Des sables saoudiens, je le ramène aux sables mouvants de la commission Charbonneau. Ce qu'il attend du rapport de la Commission, c'est qu'on lui explique «l'anatomie» d'un système qui commence avec un don à un parti, «tous partis confondus», et qui culmine «avec un avantage dans l'obtention d'un contrat». Lui jure qu'il n'a jamais reçu de demande directe, quand il faisait du financement pour le PLQ, en tant que ministre.

Sans que je le pousse dans cette direction, il défend l'ex-ministre Line Beauchamp, qui s'est retrouvée à la même table qu'un membre de la mafia lors d'un petit-déjeuner de financement à Laval. Ces gens qui paient pour rencontrer le ministre dans des activités de financement, «t'as aucune idée de qui c'est», plaide-t-il.

O.K., tant qu'à parler d'ex-ministres, parlons de Nathalie Normandeau. Mme Normandeau, qui se tétait - y a-t-il un autre choix de verbe possible? - des billets de spectacle auprès de Lino Zambito, alors que ce dernier finançait le PLQ et avait tout à gagner d'une décision ministérielle favorable (et qui fut finalement favorable) pour une usine de traitement des eaux à Boisbriand...

Mais au sujet de Mme Normandeau, le candidat Couillard devient laconique: «Elle s'est expliquée publiquement. Elle va continuer à le faire.»

Quand j'évoque les leçons qu'un homme politique peut tirer des mobilisations comme Occupy Wall Street ou le Printemps québécois, l'ex-ministre de la Santé me dit que cette image du 1% de privilégiés qui écrase les 99% de monde ordinaire «est une caricature, car tout le monde s'estime victime d'une injustice».

Je n'ai pas le temps de lui dire que je trouve son explication caricaturale: il se lance dans une (intéressante) ellipse qui commence avec les dangers de l'égalitarisme, se poursuit avec la nécessité de pondérer l'attribution des bourses d'excellence aux étudiants selon des critères socioéconomiques et qui se termine sur cette phrase-choc: «Il y a un concept chez nous - je caricature à dessein - qui est celui-ci: si tout le monde ne peut pas l'avoir, personne ne va l'avoir. C'est une fausse égalité.»
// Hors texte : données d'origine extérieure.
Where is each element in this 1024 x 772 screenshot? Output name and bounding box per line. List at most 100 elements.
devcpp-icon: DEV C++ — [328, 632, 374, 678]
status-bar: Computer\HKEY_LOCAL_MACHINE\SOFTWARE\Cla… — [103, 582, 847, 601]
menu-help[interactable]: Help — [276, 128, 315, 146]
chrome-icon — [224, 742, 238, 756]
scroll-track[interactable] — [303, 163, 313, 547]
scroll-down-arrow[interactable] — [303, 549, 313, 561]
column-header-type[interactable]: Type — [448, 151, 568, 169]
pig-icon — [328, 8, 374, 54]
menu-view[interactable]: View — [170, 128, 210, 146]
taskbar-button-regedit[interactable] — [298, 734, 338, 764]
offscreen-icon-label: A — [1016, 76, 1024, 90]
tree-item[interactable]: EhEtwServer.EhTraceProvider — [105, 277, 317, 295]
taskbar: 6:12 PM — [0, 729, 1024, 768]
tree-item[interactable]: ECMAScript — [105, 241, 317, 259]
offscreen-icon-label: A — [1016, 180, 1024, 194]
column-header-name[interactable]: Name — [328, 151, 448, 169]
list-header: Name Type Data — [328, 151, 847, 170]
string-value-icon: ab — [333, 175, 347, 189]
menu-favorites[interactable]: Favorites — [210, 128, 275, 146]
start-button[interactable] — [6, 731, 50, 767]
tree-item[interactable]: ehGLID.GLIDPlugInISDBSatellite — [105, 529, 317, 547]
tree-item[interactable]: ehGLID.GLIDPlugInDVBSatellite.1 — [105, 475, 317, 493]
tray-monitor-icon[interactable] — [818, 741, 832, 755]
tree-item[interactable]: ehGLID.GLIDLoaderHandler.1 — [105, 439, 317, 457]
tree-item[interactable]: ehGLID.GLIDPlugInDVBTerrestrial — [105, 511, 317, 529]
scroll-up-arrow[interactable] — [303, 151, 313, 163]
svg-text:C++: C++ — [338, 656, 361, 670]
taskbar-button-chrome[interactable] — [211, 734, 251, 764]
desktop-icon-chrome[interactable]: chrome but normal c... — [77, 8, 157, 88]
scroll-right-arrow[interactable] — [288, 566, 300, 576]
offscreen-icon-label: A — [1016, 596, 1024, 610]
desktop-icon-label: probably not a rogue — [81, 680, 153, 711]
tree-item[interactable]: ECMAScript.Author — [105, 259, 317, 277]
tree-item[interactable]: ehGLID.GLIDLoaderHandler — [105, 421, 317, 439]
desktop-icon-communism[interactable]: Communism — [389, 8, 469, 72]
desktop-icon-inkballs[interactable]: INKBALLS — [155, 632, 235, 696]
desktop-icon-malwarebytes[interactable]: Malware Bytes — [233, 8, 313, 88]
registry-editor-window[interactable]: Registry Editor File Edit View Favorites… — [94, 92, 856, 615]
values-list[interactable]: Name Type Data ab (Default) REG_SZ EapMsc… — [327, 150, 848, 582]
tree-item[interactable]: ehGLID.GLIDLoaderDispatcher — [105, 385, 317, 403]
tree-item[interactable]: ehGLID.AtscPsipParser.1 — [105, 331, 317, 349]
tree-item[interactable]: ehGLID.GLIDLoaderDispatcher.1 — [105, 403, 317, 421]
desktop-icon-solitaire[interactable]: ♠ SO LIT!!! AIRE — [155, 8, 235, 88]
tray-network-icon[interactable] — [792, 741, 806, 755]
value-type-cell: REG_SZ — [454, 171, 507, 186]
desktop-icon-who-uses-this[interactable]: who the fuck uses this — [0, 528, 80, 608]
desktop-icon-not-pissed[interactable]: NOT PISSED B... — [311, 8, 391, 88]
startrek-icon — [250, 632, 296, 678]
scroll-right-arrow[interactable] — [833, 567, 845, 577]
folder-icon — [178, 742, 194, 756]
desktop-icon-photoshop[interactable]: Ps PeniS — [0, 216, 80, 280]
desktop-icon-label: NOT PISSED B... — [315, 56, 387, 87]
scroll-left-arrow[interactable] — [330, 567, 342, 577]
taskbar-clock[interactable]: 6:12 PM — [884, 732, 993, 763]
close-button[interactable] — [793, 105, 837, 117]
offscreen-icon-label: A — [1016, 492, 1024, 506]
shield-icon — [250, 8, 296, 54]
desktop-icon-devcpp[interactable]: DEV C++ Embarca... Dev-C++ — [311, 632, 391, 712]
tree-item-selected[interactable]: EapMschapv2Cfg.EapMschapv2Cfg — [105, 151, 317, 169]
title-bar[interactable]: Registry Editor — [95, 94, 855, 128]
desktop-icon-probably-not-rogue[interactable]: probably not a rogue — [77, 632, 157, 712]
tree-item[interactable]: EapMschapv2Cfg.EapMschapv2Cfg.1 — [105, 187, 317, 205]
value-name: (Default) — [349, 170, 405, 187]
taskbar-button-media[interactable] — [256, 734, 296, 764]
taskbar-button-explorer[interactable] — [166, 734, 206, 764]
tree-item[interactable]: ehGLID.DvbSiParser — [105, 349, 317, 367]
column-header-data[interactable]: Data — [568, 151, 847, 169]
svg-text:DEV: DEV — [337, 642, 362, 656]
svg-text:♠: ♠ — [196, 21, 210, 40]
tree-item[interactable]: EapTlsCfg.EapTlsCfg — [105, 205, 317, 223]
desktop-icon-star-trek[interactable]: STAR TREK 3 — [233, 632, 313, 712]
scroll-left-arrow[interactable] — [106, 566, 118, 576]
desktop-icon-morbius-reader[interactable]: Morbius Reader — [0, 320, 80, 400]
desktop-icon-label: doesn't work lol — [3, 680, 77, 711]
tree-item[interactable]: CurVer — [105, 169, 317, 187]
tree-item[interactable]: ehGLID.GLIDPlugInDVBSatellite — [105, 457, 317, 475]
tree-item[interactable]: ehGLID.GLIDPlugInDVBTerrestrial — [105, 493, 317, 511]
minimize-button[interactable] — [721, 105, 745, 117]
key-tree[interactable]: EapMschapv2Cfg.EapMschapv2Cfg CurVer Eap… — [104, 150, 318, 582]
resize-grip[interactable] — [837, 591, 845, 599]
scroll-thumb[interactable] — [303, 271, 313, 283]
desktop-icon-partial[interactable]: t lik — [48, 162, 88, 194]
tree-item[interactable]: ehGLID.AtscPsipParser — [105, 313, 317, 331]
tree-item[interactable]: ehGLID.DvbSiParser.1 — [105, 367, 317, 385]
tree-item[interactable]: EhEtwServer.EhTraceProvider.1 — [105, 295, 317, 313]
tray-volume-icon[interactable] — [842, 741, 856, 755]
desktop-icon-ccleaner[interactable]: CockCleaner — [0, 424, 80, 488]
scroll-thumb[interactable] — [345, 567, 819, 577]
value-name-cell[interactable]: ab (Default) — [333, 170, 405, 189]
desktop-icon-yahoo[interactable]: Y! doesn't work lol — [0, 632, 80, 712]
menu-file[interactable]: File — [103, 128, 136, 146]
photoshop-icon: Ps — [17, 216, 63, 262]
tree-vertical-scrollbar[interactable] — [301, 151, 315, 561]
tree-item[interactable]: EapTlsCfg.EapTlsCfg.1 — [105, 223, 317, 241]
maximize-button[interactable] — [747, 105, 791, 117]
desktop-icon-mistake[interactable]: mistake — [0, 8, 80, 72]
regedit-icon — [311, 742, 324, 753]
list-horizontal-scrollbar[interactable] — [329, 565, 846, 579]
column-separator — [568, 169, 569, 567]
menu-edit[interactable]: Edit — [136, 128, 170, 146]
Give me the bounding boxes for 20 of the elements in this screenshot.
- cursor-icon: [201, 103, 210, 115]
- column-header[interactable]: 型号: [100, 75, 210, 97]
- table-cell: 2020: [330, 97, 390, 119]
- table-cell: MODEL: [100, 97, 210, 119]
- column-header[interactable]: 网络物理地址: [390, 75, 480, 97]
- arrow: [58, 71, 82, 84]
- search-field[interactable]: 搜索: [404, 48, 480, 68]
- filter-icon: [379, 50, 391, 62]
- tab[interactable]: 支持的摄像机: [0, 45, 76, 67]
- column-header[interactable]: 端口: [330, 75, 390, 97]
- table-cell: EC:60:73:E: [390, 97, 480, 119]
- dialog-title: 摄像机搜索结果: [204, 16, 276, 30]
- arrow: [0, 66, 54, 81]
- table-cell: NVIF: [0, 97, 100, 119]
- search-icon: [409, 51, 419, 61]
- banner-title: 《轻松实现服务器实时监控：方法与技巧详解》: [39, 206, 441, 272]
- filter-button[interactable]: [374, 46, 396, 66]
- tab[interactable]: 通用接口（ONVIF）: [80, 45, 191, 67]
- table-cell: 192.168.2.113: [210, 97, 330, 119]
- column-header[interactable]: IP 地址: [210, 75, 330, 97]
Sur les relations Québec-Canada, Philippe Couillard est, disons, ambitieux: «Le discours souverainiste est dans une comparaison inégale: il compare l'indépendance du Québec, un idéal, un rêve qui par définition est lisse, à la réalité du fédéralisme canadien qui, par la nature de sa réalité, est fait de frictions, de tensions et d'imperfections. Mon intention, c'est de rehausser le discours fédéraliste au même niveau que le rêve souverainiste. Je veux que le discours fédéraliste se situe au même niveau d'idéal que le discours souverainiste.»

Au téléphone quelque temps après ce dîner, Philippe Couillard ajoute qu'il veut «trouver un consensus sur l'identité québécoise» dans une «conversation» avec les Québécois, et présenter ce consensus au Canada.

Mais, dis-je, vous parlez de rouvrir le débat constitutionnel, là...

«C'est un premier pas. Il faudra, un jour, refermer la boucle ouverte en 1982 avec le rapatriement de la Constitution, avec Meech, la création du Bloc et le référendum de 1995. Elle n'a pas été refermée.»